At the end of 2021, the US had 1,144 gigawatts of utility-scale electricity generation capacity. That includes everything from 130-year-old hydro dams to brand-new wind farms and solar projects with batteries attached. It took over a century to install all of it, and today, companies want to build almost that much capacity, all over again.
In its annual review of utility-scale solar, Lawrence Berkeley National Laboratory analyzed data from seven independent system operators and 35 utilities, which together represent about 85% of the nation’s electricity load, to see what’s awaiting connection. It found more than 1 terawatt of potential new power generation or storage capacity that has requested connection to transmission networks. To put that in perspective, the whole world hit 1 terawatt of installed solar capacity earlier this year.
The Berkeley Lab data tells the story of US solar power — from its growth to its technological sophistication to its growing maturity as a sector.
Firstly, most new power generation planned in the US is renewable. In 2014, the total of all resources in all combined interconnection queues was about 325 gigawatts, of which 14% was solar. Today, it is 1,450 gigawatts (including energy storage projects), 46% of which is solar.
Now an important qualification in the lab’s own words: “Not all of these projects will ultimately be built!” Even a massive expansion of continent-wide transmission would not create enough space for all of these assets to be connected to the grid. Nevertheless, the scale of ambition is important. Every asset in the queue represents dollars invested and time spent.
Secondly, solar project developers are clearly interested in batteries, though that interest varies greatly by region. More than 95% of solar capacity planned for California includes batteries. Storage is prevalent in the far West and in the sunny Southeast; less so in the Mid-Atlantic and Midwest. Still, with the exception of New York state and the Plains states, every major region plans to have batteries integrated with at least 20% of the solar in its interconnection queue.
In other words: In sunny markets where there is already a high penetration of renewable power generation, storage is more or less expected with a new solar project. It is not quite so automatic a decision in the southeast or Texas, but I would wager that it will be.
Underneath the raw capacity numbers, Berkeley Lab also observes some trends that show how the market is maturing and continuing to innovate.
One important trend is the movement of new projects to areas with less intense sun. Global horizontal irradiance (a technical way of measuring how much sun an area receives) peaked for US solar projects in 2013. This is not really a surprise. Project sites with the very best solar resources were snapped up years ago and many have already been developed. And as the market moves from high-irradiance sites such as the desert Southwest and California into the Southeast, Mid-Atlantic, Midwest and Northeast, solar intensity necessarily declines.
Yet at the same time, the amount of solar power generated by US projects has not significantly declined since its peak. The average capacity factor (a measure of how much energy is produced compared with maximum potential annual output) for projects that began operation in 2013 was 25.1%; in 2020, it was 24.8%.
The reasons for this (very good!) plateau are worth noting. The first is that today, nearly every large solar project includes tracking systems that follow the sun across the sky, increasing capacity factor.
The second is that project owners have increased their “inverter loading ratio” — basically, they build more capacity than specified for the hardware that turns the variable direct current of solar panels into the alternating current of the grid. This is a feature, not a bug, as it allows for more output and less variability.

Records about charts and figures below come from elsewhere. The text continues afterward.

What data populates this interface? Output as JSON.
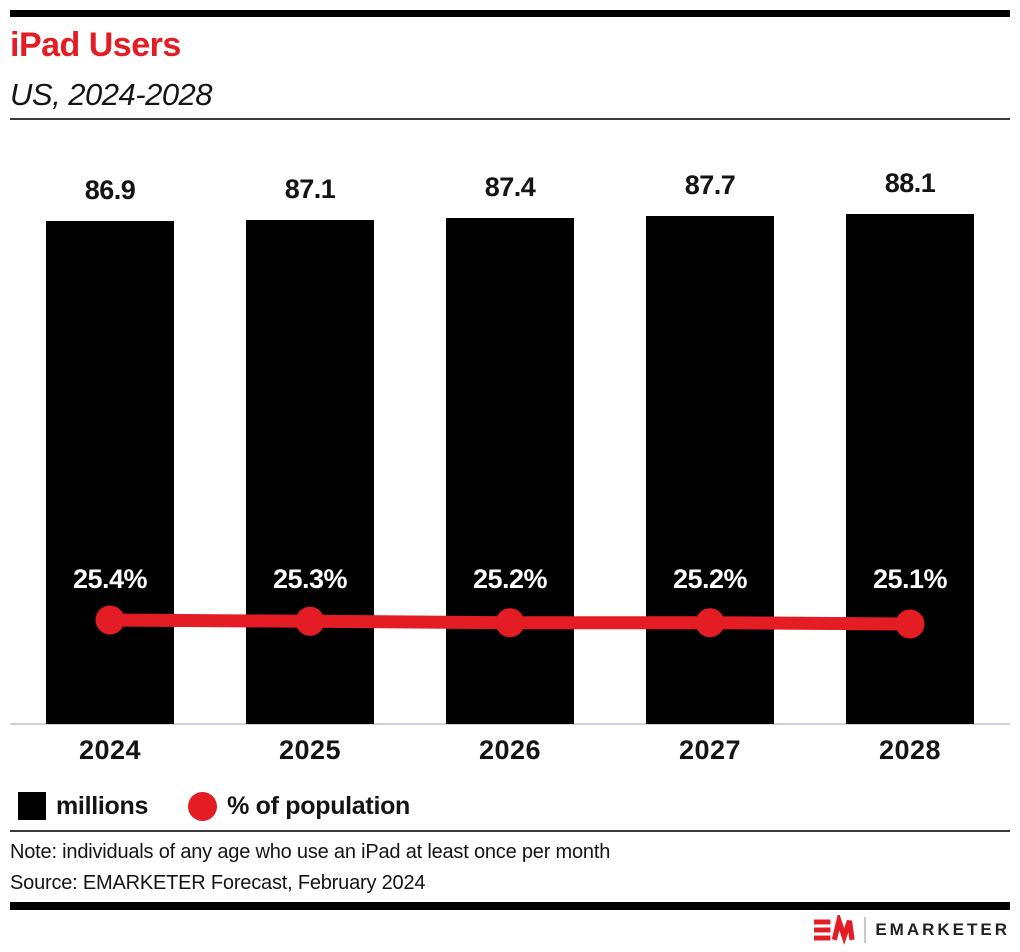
{
  "header": {
    "title": "iPad Users",
    "subtitle": "US, 2024-2028"
  },
  "chart_data": {
    "type": "bar",
    "title": "iPad Users",
    "subtitle": "US, 2024-2028",
    "categories": [
      "2024",
      "2025",
      "2026",
      "2027",
      "2028"
    ],
    "series": [
      {
        "name": "millions",
        "type": "bar",
        "color": "#000000",
        "values": [
          86.9,
          87.1,
          87.4,
          87.7,
          88.1
        ],
        "value_format": "0.0"
      },
      {
        "name": "% of population",
        "type": "line",
        "color": "#E41C24",
        "values": [
          25.4,
          25.3,
          25.2,
          25.2,
          25.1
        ],
        "value_format": "0.0%"
      }
    ],
    "xlabel": "",
    "ylabel": "",
    "grid": false,
    "legend_position": "bottom",
    "bar_labels_shown": true,
    "line_labels_shown": true
  },
  "legend": {
    "items": [
      {
        "label": "millions",
        "swatch": "square",
        "color": "#000000"
      },
      {
        "label": "% of population",
        "swatch": "circle",
        "color": "#E41C24"
      }
    ]
  },
  "note": "Note: individuals of any age who use an iPad at least once per month",
  "source": "Source: EMARKETER Forecast, February 2024",
  "footer": {
    "brand": "EMARKETER",
    "logo": "em-mark-icon"
  },
  "colors": {
    "accent": "#E41C24",
    "bar": "#000000",
    "axis_line": "#CDCFD9",
    "rule": "#3B3B3F"
  }
}
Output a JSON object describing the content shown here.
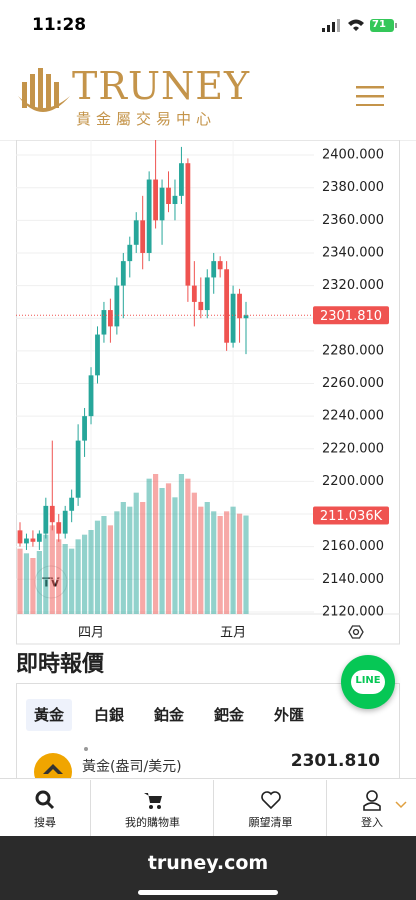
{
  "status_bar": {
    "time": "11:28",
    "battery": "71"
  },
  "header": {
    "brand": "TRUNEY",
    "subtitle": "貴金屬交易中心"
  },
  "chart_data": {
    "type": "candlestick",
    "categories": [
      null,
      null,
      null,
      null,
      null,
      null,
      null,
      null,
      null,
      null,
      null,
      "四月",
      null,
      null,
      null,
      null,
      null,
      null,
      null,
      null,
      null,
      null,
      null,
      null,
      null,
      null,
      null,
      null,
      null,
      null,
      null,
      null,
      null,
      "五月",
      null,
      null
    ],
    "open": [
      2170,
      2162,
      2165,
      2163,
      2168,
      2185,
      2175,
      2168,
      2182,
      2190,
      2225,
      2240,
      2265,
      2290,
      2305,
      2295,
      2320,
      2335,
      2345,
      2360,
      2340,
      2385,
      2360,
      2380,
      2370,
      2375,
      2395,
      2320,
      2310,
      2305,
      2325,
      2335,
      2330,
      2285,
      2315,
      2300
    ],
    "high": [
      2175,
      2168,
      2170,
      2170,
      2190,
      2225,
      2180,
      2185,
      2195,
      2235,
      2245,
      2270,
      2295,
      2310,
      2312,
      2325,
      2340,
      2350,
      2365,
      2375,
      2390,
      2410,
      2385,
      2390,
      2385,
      2405,
      2398,
      2335,
      2325,
      2330,
      2340,
      2338,
      2335,
      2320,
      2318,
      2310
    ],
    "low": [
      2160,
      2158,
      2160,
      2158,
      2165,
      2170,
      2163,
      2165,
      2175,
      2185,
      2215,
      2235,
      2260,
      2285,
      2285,
      2290,
      2300,
      2325,
      2340,
      2330,
      2335,
      2355,
      2345,
      2365,
      2360,
      2370,
      2310,
      2295,
      2300,
      2300,
      2315,
      2325,
      2280,
      2282,
      2285,
      2278
    ],
    "close": [
      2162,
      2165,
      2163,
      2168,
      2185,
      2175,
      2168,
      2182,
      2190,
      2225,
      2240,
      2265,
      2290,
      2305,
      2295,
      2320,
      2335,
      2345,
      2360,
      2340,
      2385,
      2360,
      2380,
      2370,
      2375,
      2395,
      2320,
      2310,
      2305,
      2325,
      2335,
      2330,
      2285,
      2315,
      2300,
      2301.81
    ],
    "close_label": "2301.810",
    "volume": [
      140,
      130,
      120,
      135,
      170,
      190,
      160,
      150,
      140,
      160,
      170,
      180,
      200,
      210,
      190,
      220,
      240,
      230,
      260,
      240,
      290,
      300,
      270,
      280,
      250,
      300,
      290,
      260,
      230,
      240,
      220,
      210,
      220,
      230,
      215,
      211.036
    ],
    "volume_label": "211.036K",
    "up_color": "#26a69a",
    "down_color": "#ef5350",
    "ylim": [
      2112,
      2408
    ],
    "yticks": [
      {
        "value": 2120,
        "label": "2120.000"
      },
      {
        "value": 2140,
        "label": "2140.000"
      },
      {
        "value": 2160,
        "label": "2160.000"
      },
      {
        "value": 2180,
        "label": "2180.000"
      },
      {
        "value": 2200,
        "label": "2200.000"
      },
      {
        "value": 2220,
        "label": "2220.000"
      },
      {
        "value": 2240,
        "label": "2240.000"
      },
      {
        "value": 2260,
        "label": "2260.000"
      },
      {
        "value": 2280,
        "label": "2280.000"
      },
      {
        "value": 2300,
        "label": "2300.000"
      },
      {
        "value": 2320,
        "label": "2320.000"
      },
      {
        "value": 2340,
        "label": "2340.000"
      },
      {
        "value": 2360,
        "label": "2360.000"
      },
      {
        "value": 2380,
        "label": "2380.000"
      },
      {
        "value": 2400,
        "label": "2400.000"
      }
    ],
    "grid": true
  },
  "section_title": "即時報價",
  "tabs": [
    "黃金",
    "白銀",
    "鉑金",
    "鈀金",
    "外匯"
  ],
  "quotes": [
    {
      "name": "黃金(盎司/美元)",
      "price": "2301.810"
    }
  ],
  "line_button": "LINE",
  "nav": [
    "搜尋",
    "我的購物車",
    "願望清單",
    "登入"
  ],
  "url": "truney.com"
}
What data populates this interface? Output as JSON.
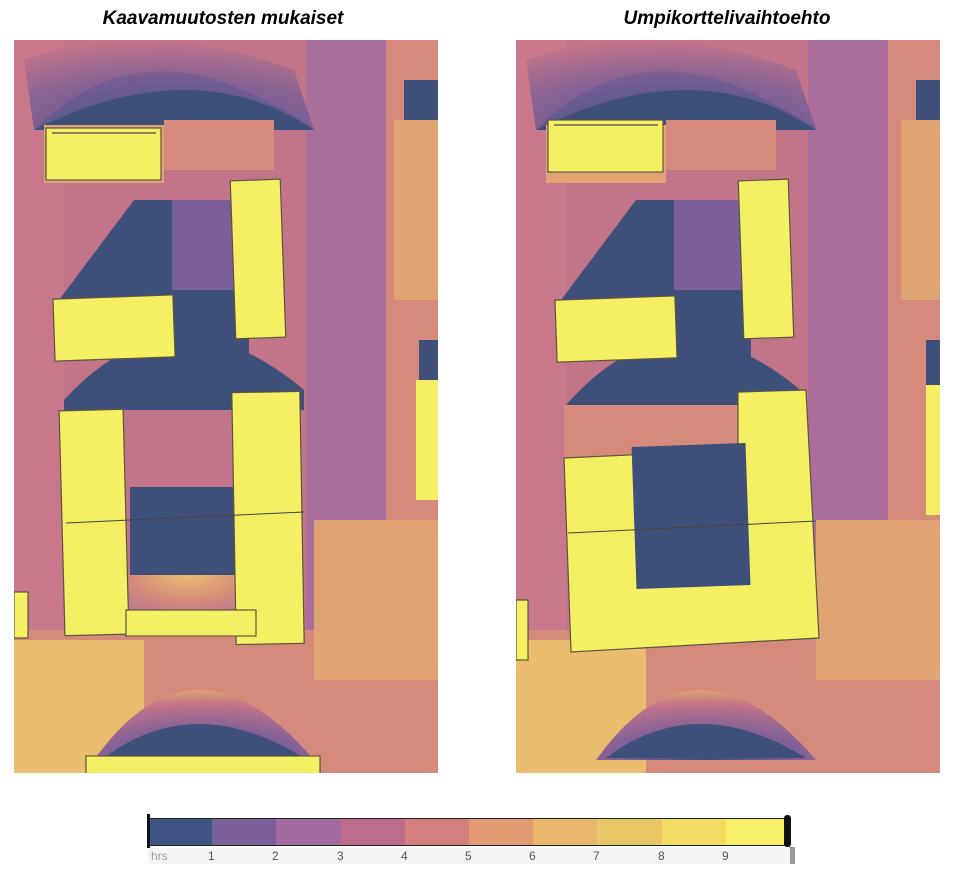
{
  "titles": {
    "left": "Kaavamuutosten mukaiset",
    "right": "Umpikorttelivaihtoehto"
  },
  "legend": {
    "unit": "hrs",
    "ticks": [
      "1",
      "2",
      "3",
      "4",
      "5",
      "6",
      "7",
      "8",
      "9"
    ],
    "colors": [
      "#3f5684",
      "#7a5f9b",
      "#a16aa0",
      "#bd6c8c",
      "#d47f7e",
      "#e19a72",
      "#e8b66b",
      "#ecc765",
      "#f3dc62",
      "#f7ef66"
    ]
  },
  "palette": {
    "building": "#f5ef63",
    "shadow": "#3e4f7a",
    "violet": "#7b5f98",
    "mauve": "#a96e9a",
    "rose": "#c27488",
    "salmon": "#d58a7c",
    "orange": "#e0a373",
    "amber": "#e9bc6e"
  },
  "panels": [
    {
      "id": "left",
      "layout": "scheme-plan"
    },
    {
      "id": "right",
      "layout": "closed-block"
    }
  ]
}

Berkeley Lab’s annual review of solar is a useful stocktake of how far the industry has come in the past decade. Read it carefully, and it is also a glimpse of the future — and not just for solar. The one-word version of that look-ahead? Batteries. It’s not just the amount of battery capacity in interconnection queues that’s important, it is also the where and the why.
In California, 42% of wind capacity in the queue includes batteries — and in Texas, 27% of the gas-fired power does too. The continuing expansion of batteries’ scope is something to watch for in the next report.
Nat Bullard is a senior contributor to BloombergNEF and Bloomberg Green. He is a venture partner at Voyager, an early-stage climate technology investor.